On June 18, the Supreme Court ruled 5-4 on whether the Trump administration maintains the legal authority to terminate the Obama immigration program known as Deferred Action for Childhood Arrivals, commonly referred to as DACA.
DACA was created to provide a temporary reprieve from deportation for certain individuals who came to the United States under the age of 16, were not 31 years old as of June 15, 2012, and remained in the United States without legal authorization due to no fault of their own. These individuals are colloquially referred to as DREAMers.
The Supreme Court unambiguously ruled that the Trump administration maintains both the statutory and regulatory authority to terminate DACA, but that there was a procedural deficiency in the process it used. Chief Justice John Roberts explained that “[t]he dispute before the Court is not whether [Department of Homeland Security] may rescind DACA. All parties agree that it may. The dispute is instead primarily about the procedure the agency followed in doing so.”
In plain language, the majority of the court seized on the fact that procedural requirements of the Administrative Procedures Act were not followed to revoke DACA, and that although the Trump administration has the legal authority to take this action, they failed to jump through all the flaming hoops. Basically, the court gave the Trump administration a temporary setback on a technicality.
To justify the decision, Justice Roberts referenced a previous justice, who stated “[m]en must turn square corners when they deal with the Government. But it is also true, particularly when so much is at stake, that ‘the Government should turn square corners in dealing with the people.’”

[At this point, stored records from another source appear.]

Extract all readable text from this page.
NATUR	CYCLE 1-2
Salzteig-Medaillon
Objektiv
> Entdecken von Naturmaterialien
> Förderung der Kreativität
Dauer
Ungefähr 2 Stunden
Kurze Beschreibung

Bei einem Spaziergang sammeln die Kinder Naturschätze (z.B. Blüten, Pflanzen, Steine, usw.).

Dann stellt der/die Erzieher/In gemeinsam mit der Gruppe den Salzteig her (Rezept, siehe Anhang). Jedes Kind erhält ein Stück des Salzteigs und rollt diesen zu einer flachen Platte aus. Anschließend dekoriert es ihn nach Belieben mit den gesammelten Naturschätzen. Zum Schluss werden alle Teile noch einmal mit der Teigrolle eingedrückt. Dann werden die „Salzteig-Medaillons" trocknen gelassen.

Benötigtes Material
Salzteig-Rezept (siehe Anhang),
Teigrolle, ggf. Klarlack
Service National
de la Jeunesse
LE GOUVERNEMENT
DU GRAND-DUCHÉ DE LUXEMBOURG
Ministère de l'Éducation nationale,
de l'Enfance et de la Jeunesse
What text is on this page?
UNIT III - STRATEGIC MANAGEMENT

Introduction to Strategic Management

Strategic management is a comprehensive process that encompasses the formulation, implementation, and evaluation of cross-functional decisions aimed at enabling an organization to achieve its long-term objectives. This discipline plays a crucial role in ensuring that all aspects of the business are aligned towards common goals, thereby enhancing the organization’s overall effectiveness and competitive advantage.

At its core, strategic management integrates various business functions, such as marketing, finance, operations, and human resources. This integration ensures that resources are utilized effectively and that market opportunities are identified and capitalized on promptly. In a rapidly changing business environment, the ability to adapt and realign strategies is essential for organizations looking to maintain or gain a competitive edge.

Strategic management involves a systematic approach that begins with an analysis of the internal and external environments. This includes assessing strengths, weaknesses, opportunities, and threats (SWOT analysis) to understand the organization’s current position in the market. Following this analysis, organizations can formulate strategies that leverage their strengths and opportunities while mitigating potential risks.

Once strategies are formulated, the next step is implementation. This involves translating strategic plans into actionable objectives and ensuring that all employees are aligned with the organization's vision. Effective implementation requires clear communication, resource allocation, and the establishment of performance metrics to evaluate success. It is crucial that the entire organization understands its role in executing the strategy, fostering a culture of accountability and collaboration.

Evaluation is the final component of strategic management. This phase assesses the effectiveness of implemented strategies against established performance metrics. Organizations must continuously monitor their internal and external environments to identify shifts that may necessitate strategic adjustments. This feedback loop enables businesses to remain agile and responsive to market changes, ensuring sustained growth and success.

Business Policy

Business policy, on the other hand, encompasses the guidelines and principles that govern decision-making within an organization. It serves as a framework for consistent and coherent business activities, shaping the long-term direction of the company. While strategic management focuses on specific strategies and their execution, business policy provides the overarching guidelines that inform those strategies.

Although as an immigration lawyer I agree that there was a technical APA violation, the majority of the court missed the mark entirely on the core issue involved: can Trump still deport DREAMers? Surprisingly, despite the Supreme Court’s ruling, the short answer to this question is yes.
Unfortunately, this very important issue was conflated with a distraction involving APA adherence in the termination of the application process for DACA.
For historical context, the application process was created through a publication in the Federal Register on August 12, 2012. The Supreme Court ruled that to terminate the application process the Trump administration must similarly publish a notice in the Federal Register to afford President Trump the legal authority to shut off applications for deferred action. If deferred action is granted, it affords a beneficiary eligibility to apply for employment authorization documents, and confers eligibility for Social Security benefits.
What eluded the Supreme Court’s technical sleight of hand is that both the application process and the issuance of a benefit to recipients of deferred action in an employment authorization document does not preclude the start of removal proceedings. But don’t take my word for it. We need look no further than the 2012 memorandum issued by then-Secretary of Homeland Security Janet Napolitano creating the program.
It unambiguously provides that recipients of deferred action receive “no substantive right, immigration status or pathway to citizenship. Only the Congress, acting through its legislative authority, can confer these rights. It remains for the executive branch, however, to set forth policy for the exercise of discretion within the framework of the existing law.” In sum, the DHS giveth, and the DHS may taketh away.
This means President Trump may simply alter internal administrative policy with respect to the exercise of prosecutorial discretion for DREAMers, and may still elect to institute removal proceedings by issuing a charging document alleging an immigration law violation regardless of whether an individual has been granted deferred action. The cruel irony is that by submitting the DACA application, a DREAMer was required to identify his immigration law violation that may form the basis for a charge of removal.
The bottom line is that only an act of Congress can remove the discretionary authority of the executive branch to enforce the immigration law against those deemed to be in violation, and Congress must act to define what limitations exist to restrict the executive branch’s discretionary enforcement of the law. The alternative is that immigrants will remain subject to the unpredictable winds of political change, and it isn’t fair to anyone that any president with “a pen and a phone” can circumvent the will of Congress.
There is nothing more frustratingly unfair than changing the rules of the game midstream, and that is exactly what has happened, not once, but twice. It is simply not how our balance of powers were designed to work. Unfortunately, as long as there are political points to be scored by congressional inaction, I won’t be holding breath.